Tewfik Mishlawi, who has died aged 76, was a father-figure and guru to at least three generations of journalists who went to the Middle East. They live in eternal gratitude to him and his daily digest of translation from the local and regional Arabic press and his analytical explorations of what was going on.
The digest, which arrived at the offices, hotels, missions and homes of journalists, diplomats, arms salesmen and other strolling players, was with us every day by about 10am. In the 1960s and early 1970s, the digest was named the Arab World. Later, during the mid-1970s and the torments of civil war, it became the Middle East Reporter, and that is how it has stayed.
Mishlawi and his colleague Ihsan Hijazi ran it from various perches in West Beirut and never failed, through 15 years of turbulence – not to mention two Israeli invasions – to bring their sheet out. The organ survived a Syrian mandate in Lebanon that ran from 1977 to 2005 and an Israeli occupation of Lebanon's south (where Mishlawi's family had been rudely dumped when Israel was created in 1948) that lasted from 1978 to 2000.
Mishlawi and Hijazi were both Palestinians. Mishlawi was born in Haifa, Hijazi in Jaffa, which makes it even more extraordinary how deadpan they were as they transmitted the ipsissima verba of the Arab press. Even when Mishlawi did analysis, explanation and background, there was never spin. These two reporters sent dispatches to the New York Times, the Wall Street Journal, the Financial Times and the Daily Express. In an age when everyone had something to say, Mishlawi and Hijazi had a lot to report but let everyone else do the talking.
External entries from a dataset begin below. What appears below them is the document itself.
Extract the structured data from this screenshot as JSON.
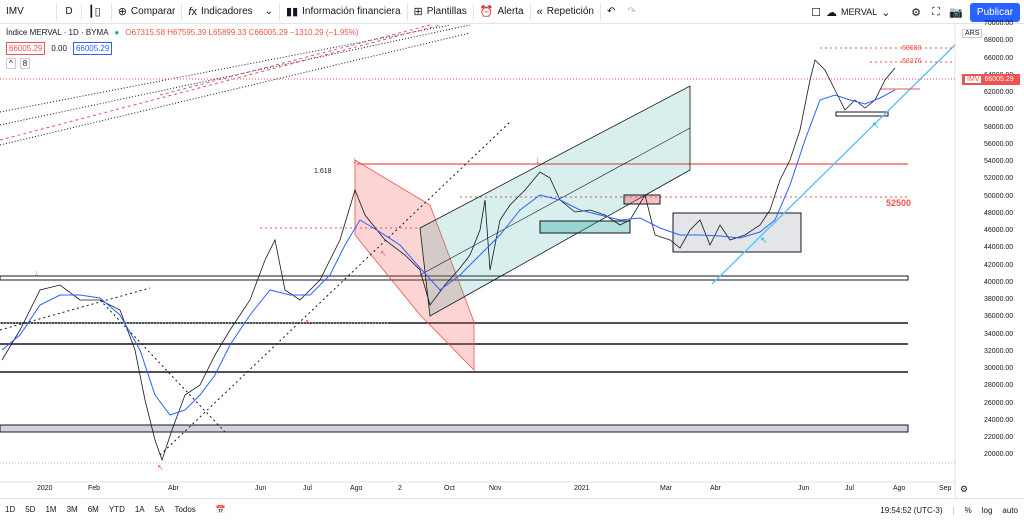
{
  "toolbar": {
    "symbol": "IMV",
    "interval": "D",
    "compare": "Comparar",
    "indicators": "Indicadores",
    "financials": "Información financiera",
    "templates": "Plantillas",
    "alert": "Alerta",
    "replay": "Repetición",
    "layout_name": "MERVAL",
    "publish": "Publicar"
  },
  "legend": {
    "title": "Índice MERVAL · 1D · BYMA",
    "ohlc": "O67315.58 H67595.39 L65899.33 C66005.29 −1310.29 (−1.95%)",
    "tag_bid": "66005.29",
    "tag_spread": "0.00",
    "tag_ask": "66005.29",
    "collapse": "^",
    "indicator_count": "8"
  },
  "price_axis": {
    "currency": "ARS",
    "labels": [
      "70000.00",
      "68000.00",
      "66000.00",
      "64000.00",
      "62000.00",
      "60000.00",
      "58000.00",
      "56000.00",
      "54000.00",
      "52000.00",
      "50000.00",
      "48000.00",
      "46000.00",
      "44000.00",
      "42000.00",
      "40000.00",
      "38000.00",
      "36000.00",
      "34000.00",
      "32000.00",
      "30000.00",
      "28000.00",
      "26000.00",
      "24000.00",
      "22000.00",
      "20000.00"
    ],
    "current_symbol": "IMV",
    "current_price": "66005.29"
  },
  "time_axis": {
    "labels": [
      "2020",
      "Feb",
      "Abr",
      "Jun",
      "Jul",
      "Ago",
      "2",
      "Oct",
      "Nov",
      "2021",
      "Mar",
      "Abr",
      "Jun",
      "Jul",
      "Ago",
      "Sep"
    ]
  },
  "annotations": {
    "fib": "1.618",
    "level_52500": "52500",
    "level_69688": "69688",
    "level_68376": "68376"
  },
  "bottombar": {
    "ranges": [
      "1D",
      "5D",
      "1M",
      "3M",
      "6M",
      "YTD",
      "1A",
      "5A",
      "Todos"
    ],
    "time": "19:54:52 (UTC-3)",
    "percent": "%",
    "log": "log",
    "auto": "auto"
  },
  "colors": {
    "up": "#26a69a",
    "down": "#ef5350",
    "ma": "#2962ff",
    "accent": "#2962ff"
  }
}
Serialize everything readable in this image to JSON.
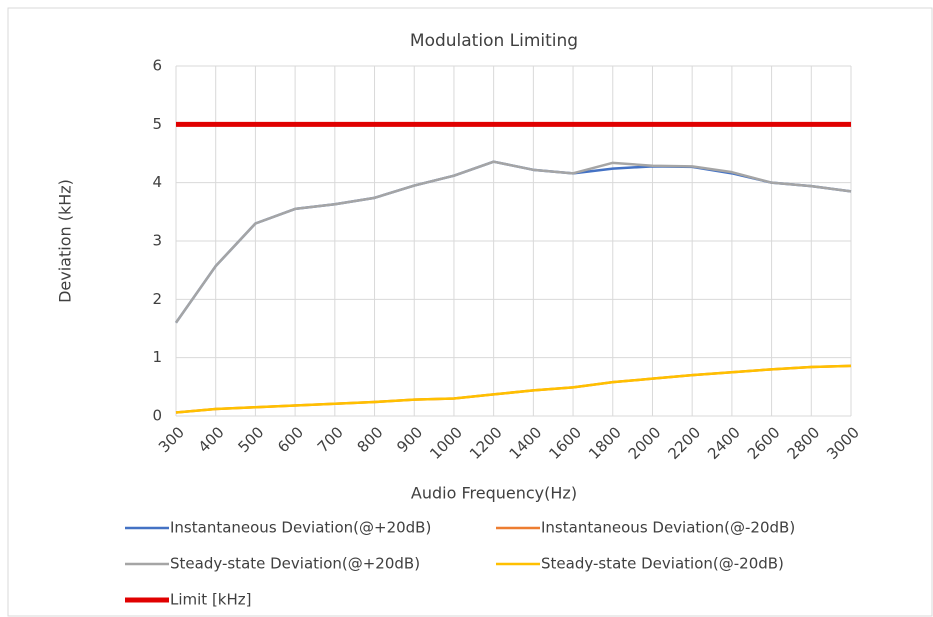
{
  "chart_data": {
    "type": "line",
    "title": "Modulation  Limiting",
    "x_label": "Audio  Frequency(Hz)",
    "y_label": "Deviation  (kHz)",
    "categories": [
      "300",
      "400",
      "500",
      "600",
      "700",
      "800",
      "900",
      "1000",
      "1200",
      "1400",
      "1600",
      "1800",
      "2000",
      "2200",
      "2400",
      "2600",
      "2800",
      "3000"
    ],
    "series": [
      {
        "name": "Instantaneous Deviation(@+20dB)",
        "color": "#4472c4",
        "values": [
          1.6,
          2.57,
          3.3,
          3.55,
          3.63,
          3.74,
          3.95,
          4.12,
          4.36,
          4.22,
          4.16,
          4.24,
          4.28,
          4.27,
          4.16,
          4.0,
          3.94,
          3.85
        ]
      },
      {
        "name": "Instantaneous Deviation(@-20dB)",
        "color": "#ed7d31",
        "values": [
          0.06,
          0.12,
          0.15,
          0.18,
          0.21,
          0.24,
          0.28,
          0.3,
          0.37,
          0.44,
          0.49,
          0.58,
          0.64,
          0.7,
          0.75,
          0.8,
          0.84,
          0.86
        ]
      },
      {
        "name": "Steady-state Deviation(@+20dB)",
        "color": "#a5a5a5",
        "values": [
          1.6,
          2.57,
          3.3,
          3.55,
          3.63,
          3.74,
          3.95,
          4.12,
          4.36,
          4.22,
          4.16,
          4.34,
          4.29,
          4.28,
          4.18,
          4.0,
          3.94,
          3.85
        ]
      },
      {
        "name": "Steady-state Deviation(@-20dB)",
        "color": "#ffc000",
        "values": [
          0.06,
          0.12,
          0.15,
          0.18,
          0.21,
          0.24,
          0.28,
          0.3,
          0.37,
          0.44,
          0.49,
          0.58,
          0.64,
          0.7,
          0.75,
          0.8,
          0.84,
          0.86
        ]
      },
      {
        "name": "Limit  [kHz]",
        "color": "#e00000",
        "values": [
          5,
          5,
          5,
          5,
          5,
          5,
          5,
          5,
          5,
          5,
          5,
          5,
          5,
          5,
          5,
          5,
          5,
          5
        ]
      }
    ],
    "ylim": [
      0,
      6
    ],
    "yticks": [
      0,
      1,
      2,
      3,
      4,
      5,
      6
    ],
    "grid": true
  }
}
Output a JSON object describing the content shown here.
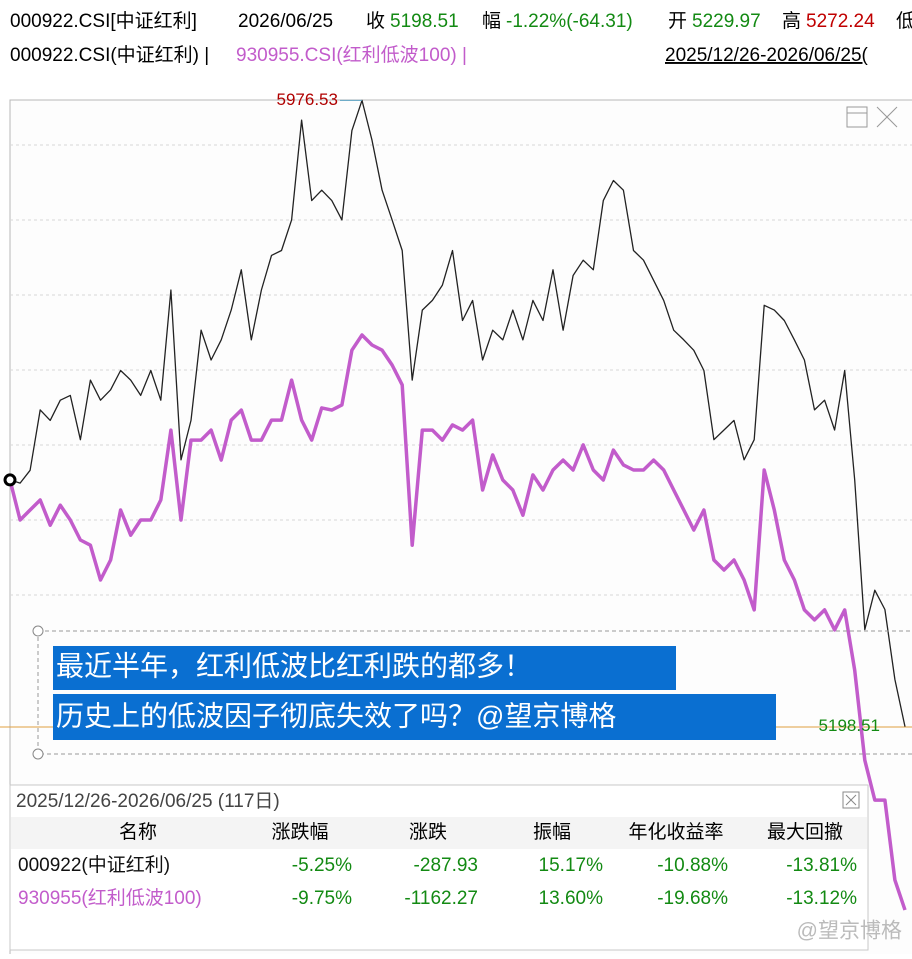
{
  "header": {
    "row1": {
      "code": "000922.CSI[中证红利]",
      "date": "2026/06/25",
      "close_label": "收",
      "close": "5198.51",
      "change_label": "幅",
      "change": "-1.22%(-64.31)",
      "open_label": "开",
      "open": "5229.97",
      "high_label": "高",
      "high": "5272.24",
      "low_label": "低"
    },
    "row2": {
      "series1": "000922.CSI(中证红利) |",
      "series2": "930955.CSI(红利低波100) |",
      "range": "2025/12/26-2026/06/25("
    }
  },
  "chart_data": {
    "type": "line",
    "ylim": [
      4921,
      5977
    ],
    "y2lim": [
      10651,
      12948
    ],
    "series": [
      {
        "name": "000922.CSI(中证红利)",
        "color": "#222222",
        "values": [
          5505,
          5501,
          5517,
          5592,
          5579,
          5604,
          5610,
          5555,
          5629,
          5604,
          5617,
          5641,
          5629,
          5610,
          5641,
          5604,
          5741,
          5530,
          5579,
          5691,
          5654,
          5679,
          5716,
          5766,
          5679,
          5741,
          5784,
          5790,
          5828,
          5952,
          5852,
          5865,
          5852,
          5828,
          5939,
          5976.53,
          5927,
          5865,
          5828,
          5790,
          5629,
          5716,
          5728,
          5747,
          5790,
          5703,
          5728,
          5654,
          5691,
          5679,
          5716,
          5679,
          5728,
          5703,
          5766,
          5691,
          5759,
          5778,
          5766,
          5852,
          5877,
          5865,
          5790,
          5778,
          5753,
          5728,
          5691,
          5679,
          5666,
          5641,
          5555,
          5567,
          5579,
          5530,
          5555,
          5722,
          5716,
          5703,
          5679,
          5654,
          5592,
          5604,
          5567,
          5641,
          5505,
          5319,
          5368,
          5344,
          5257,
          5198.51
        ]
      },
      {
        "name": "930955.CSI(红利低波100)",
        "color": "#c25ccb",
        "axis": "y2",
        "values": [
          11921,
          11813,
          11840,
          11867,
          11799,
          11853,
          11813,
          11759,
          11745,
          11651,
          11705,
          11840,
          11772,
          11813,
          11813,
          11867,
          12056,
          11813,
          12029,
          12029,
          12056,
          11975,
          12083,
          12110,
          12029,
          12029,
          12083,
          12083,
          12191,
          12083,
          12029,
          12116,
          12110,
          12124,
          12272,
          12313,
          12286,
          12272,
          12232,
          12178,
          11745,
          12056,
          12056,
          12029,
          12070,
          12056,
          12083,
          11894,
          11989,
          11921,
          11894,
          11826,
          11935,
          11894,
          11948,
          11975,
          11948,
          12016,
          11948,
          11921,
          12002,
          11962,
          11948,
          11948,
          11975,
          11948,
          11894,
          11840,
          11786,
          11840,
          11705,
          11678,
          11705,
          11651,
          11570,
          11948,
          11840,
          11705,
          11651,
          11570,
          11543,
          11570,
          11516,
          11570,
          11407,
          11164,
          11056,
          11056,
          10840,
          10759
        ]
      }
    ]
  },
  "annotation": {
    "line1": "最近半年，红利低波比红利跌的都多！",
    "line2": "历史上的低波因子彻底失效了吗？@望京博格"
  },
  "table": {
    "title": "2025/12/26-2026/06/25 (117日)",
    "header": [
      "名称",
      "涨跌幅",
      "涨跌",
      "振幅",
      "年化收益率",
      "最大回撤"
    ],
    "rows": [
      [
        "000922(中证红利)",
        "-5.25%",
        "-287.93",
        "15.17%",
        "-10.88%",
        "-13.81%"
      ],
      [
        "930955(红利低波100)",
        "-9.75%",
        "-1162.27",
        "13.60%",
        "-19.68%",
        "-13.12%"
      ]
    ]
  },
  "watermark": "@望京博格"
}
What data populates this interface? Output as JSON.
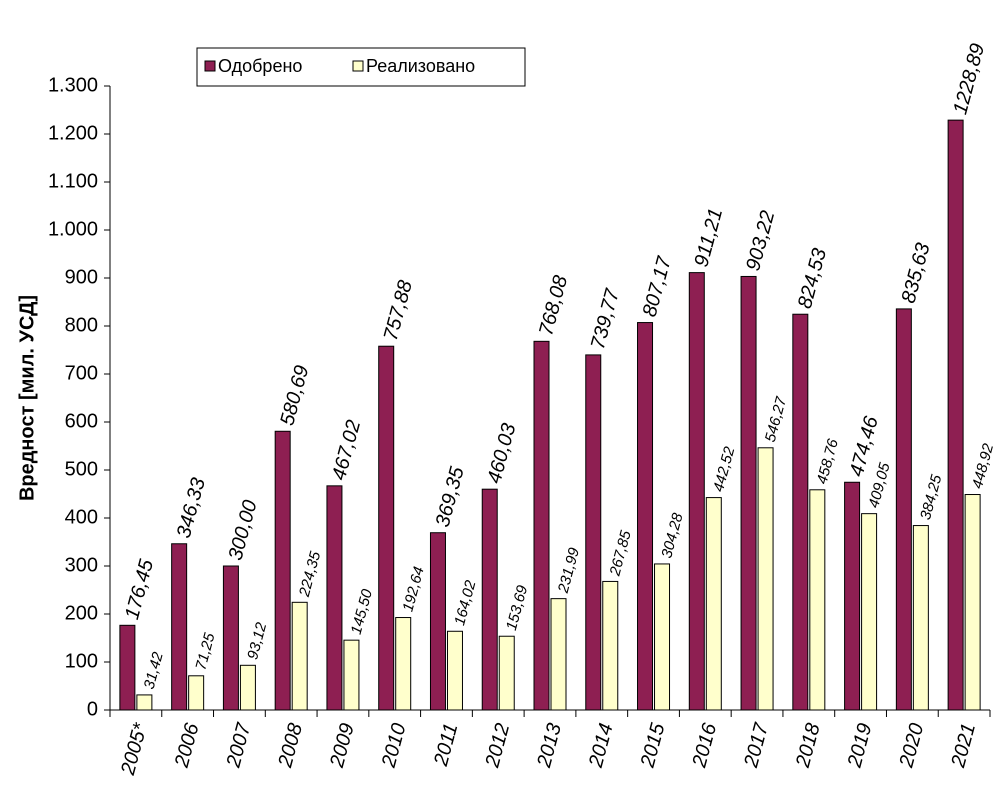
{
  "chart_data": {
    "type": "bar",
    "y_label": "Вредност [мил. УСД]",
    "categories": [
      "2005*",
      "2006",
      "2007",
      "2008",
      "2009",
      "2010",
      "2011",
      "2012",
      "2013",
      "2014",
      "2015",
      "2016",
      "2017",
      "2018",
      "2019",
      "2020",
      "2021"
    ],
    "series": [
      {
        "name": "Одобрено",
        "color": "#8e1f52",
        "values": [
          176.45,
          346.33,
          300.0,
          580.69,
          467.02,
          757.88,
          369.35,
          460.03,
          768.08,
          739.77,
          807.17,
          911.21,
          903.22,
          824.53,
          474.46,
          835.63,
          1228.89
        ],
        "value_labels": [
          "176,45",
          "346,33",
          "300,00",
          "580,69",
          "467,02",
          "757,88",
          "369,35",
          "460,03",
          "768,08",
          "739,77",
          "807,17",
          "911,21",
          "903,22",
          "824,53",
          "474,46",
          "835,63",
          "1228,89"
        ]
      },
      {
        "name": "Реализовано",
        "color": "#ffffcc",
        "values": [
          31.42,
          71.25,
          93.12,
          224.35,
          145.5,
          192.64,
          164.02,
          153.69,
          231.99,
          267.85,
          304.28,
          442.52,
          546.27,
          458.76,
          409.05,
          384.25,
          448.92
        ],
        "value_labels": [
          "31,42",
          "71,25",
          "93,12",
          "224,35",
          "145,50",
          "192,64",
          "164,02",
          "153,69",
          "231,99",
          "267,85",
          "304,28",
          "442,52",
          "546,27",
          "458,76",
          "409,05",
          "384,25",
          "448,92"
        ]
      }
    ],
    "ylim": [
      0,
      1300
    ],
    "yticks": [
      0,
      100,
      200,
      300,
      400,
      500,
      600,
      700,
      800,
      900,
      {
        "value": 1000,
        "label": "1.000"
      },
      {
        "value": 1100,
        "label": "1.100"
      },
      {
        "value": 1200,
        "label": "1.200"
      },
      {
        "value": 1300,
        "label": "1.300"
      }
    ],
    "legend": "top"
  }
}
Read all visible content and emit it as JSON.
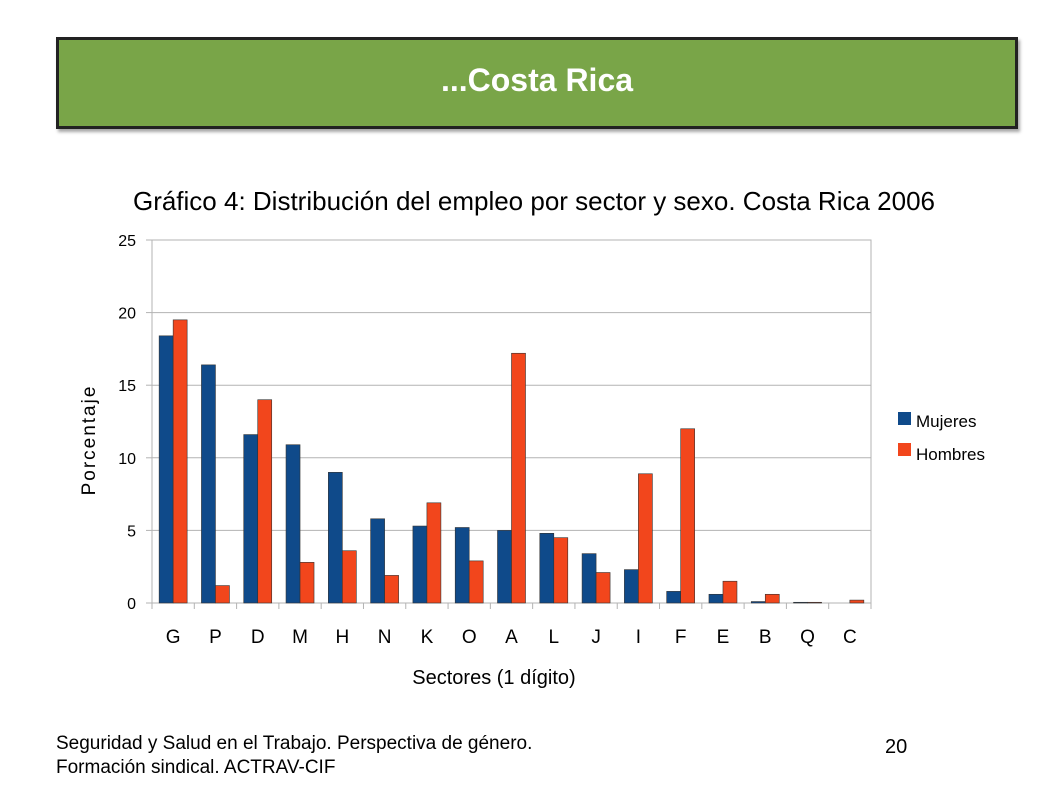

Mishlawi met his beautiful and dauntless wife, Phillipa Fraser-Orr, at the foreign desk of the Express, in 1976, and in the past years, as illness and misfortune took its toll on her husband, she became the backbone of the organisation. She kept his and the digest's spirits up – always taking on young people, teaching them how to write, be accurate and on time, and easing them into the Middle East.
Tewfik is survived by Phillipa and their son, Nadim, and by Rima and Rami, the children from his previous marriage, to Mahfusa.